Stratification of phenotype: Understanding antiviral defences and their diversity in human populations will eventually help healthcare professionals identify individuals who are at greater risk of infection with particular viruses, or who may have a poorer prognosis following infection. Such predictive power is already becoming a reality with the insight that human polymorphisms in IFITM3 alter disease progression following infection with pandemic influenza H1N1/09 virus. It is possible that antiviral factors I identify may also contribute to human susceptibility to viruses. These observations may one day inform the application of 'personalised medicine' approaches in clinical settings.
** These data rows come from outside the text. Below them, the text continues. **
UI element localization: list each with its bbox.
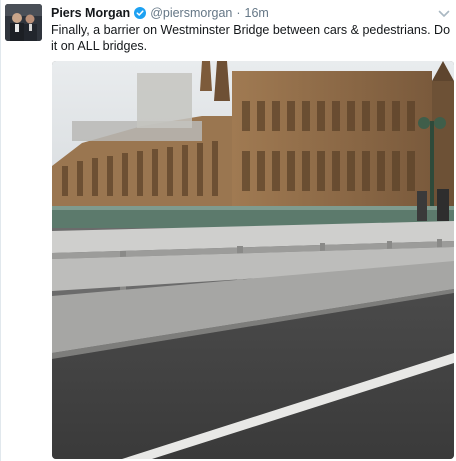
tweet-header: Piers Morgan @piersmorgan · 16m bbox=[51, 5, 269, 21]
author-handle[interactable]: @piersmorgan bbox=[150, 5, 232, 21]
avatar[interactable] bbox=[5, 4, 42, 41]
tweet[interactable]: Piers Morgan @piersmorgan · 16m Finally,… bbox=[0, 0, 456, 461]
meta-separator: · bbox=[236, 6, 241, 20]
chevron-down-icon[interactable] bbox=[438, 6, 450, 17]
verified-badge-icon bbox=[134, 7, 147, 19]
tweet-photo[interactable] bbox=[52, 61, 454, 459]
bridge-photo bbox=[52, 61, 454, 459]
timestamp[interactable]: 16m bbox=[245, 5, 269, 21]
tweet-text: Finally, a barrier on Westminster Bridge… bbox=[51, 23, 451, 53]
author-name[interactable]: Piers Morgan bbox=[51, 5, 130, 21]
avatar-image bbox=[5, 4, 42, 41]
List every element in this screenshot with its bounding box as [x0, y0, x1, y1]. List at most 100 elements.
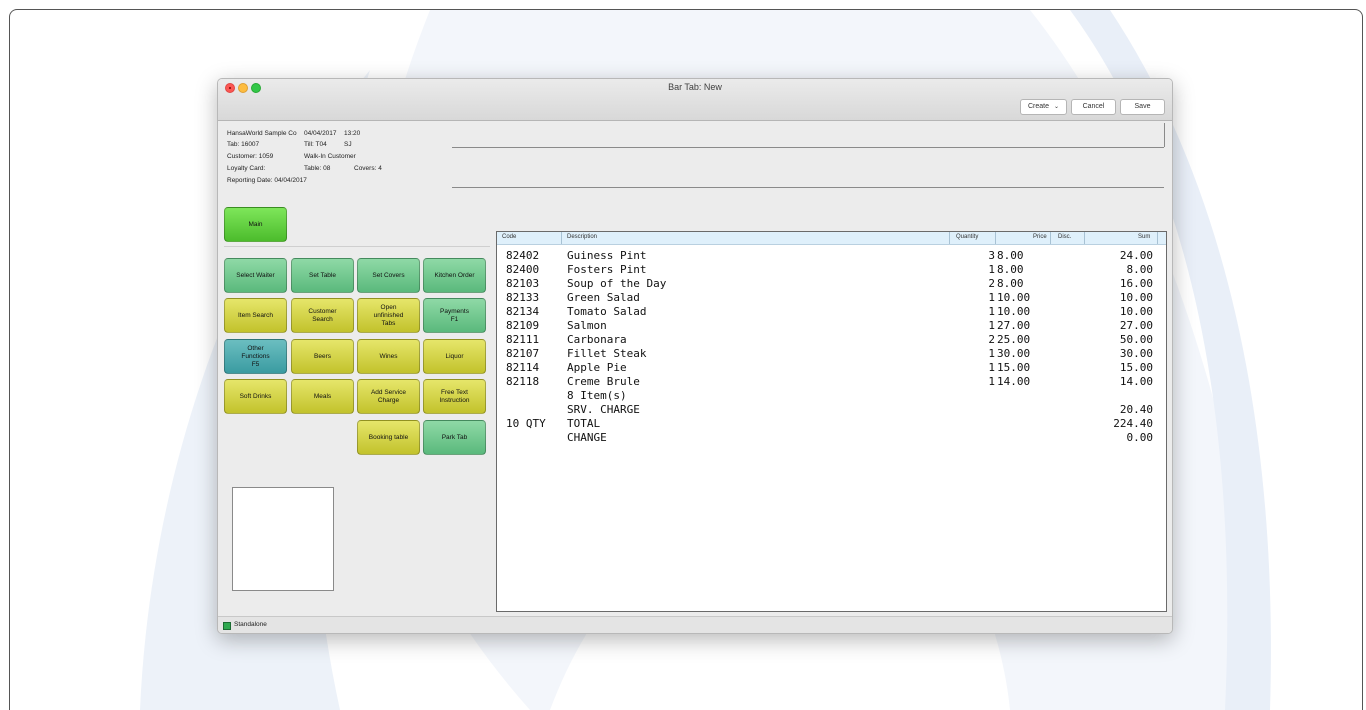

Novel therapies: The identification of antiviral factors could eventually lead to new gene therapy approaches to tackle viral infection. For example, multiple laboratories are investigating the ability of human TRIM5-CypA fusions to protect T-cells from HIV-1 infection. Moreover, improving our understanding of how host defences are evaded by viral pathogens could uncover novel drug targets. Specifically, if the mechanism of viral antagonism is inhibited, natural antiviral defences become active. In this way, understanding how Nef enhances HIV-1 particle infectivity could lead to new therapies, as could discovery of the antiviral activities of another ISG.

Biotechnologies: Improved understanding of intrinsic immunity could lead to the generation of GM livestock that are immune to specific viral infections. This would not only improve animal health, but would also provide economic and food security benefits to at-risk populations. Similarly, arthropod vectors could be genetically modified to contain mammalian antiviral factors, rendering them resistant to arbovirus infection and breaking the transmission cycle. This again could reduce the disease burden, caused by these viruses, in human and livestock populations. Ultimately, any protein with broad-spectrum antiviral activity I identify could potentially be used with technologies of this type.

Vaccine development: The identification and characterization of antiviral factors could assist in vaccine development strategies. Most notably, a better understanding of intrinsic immunity will lead to the development of new animal models of viral infection, this is especially important for viruses that naturally have a very narrow host range (such as HIV-1). These animal models would facilitate the development and testing of improved vaccines for eventual use in humans.

It is unlikely that all the potential benefits described above will be fulfilled by translational approaches derived directly from the work proposed herein. However, it should be stressed that when all the investment in the basic research of host-virus interactions is considered, it will almost certainly lead to new therapies, improved prognoses, better management of epidemics and reduced incidence of viral diseases. Thus, continued investment in basic research of this kind will undoubtedly lead to substantially improved health and wellbeing in the UK within this century.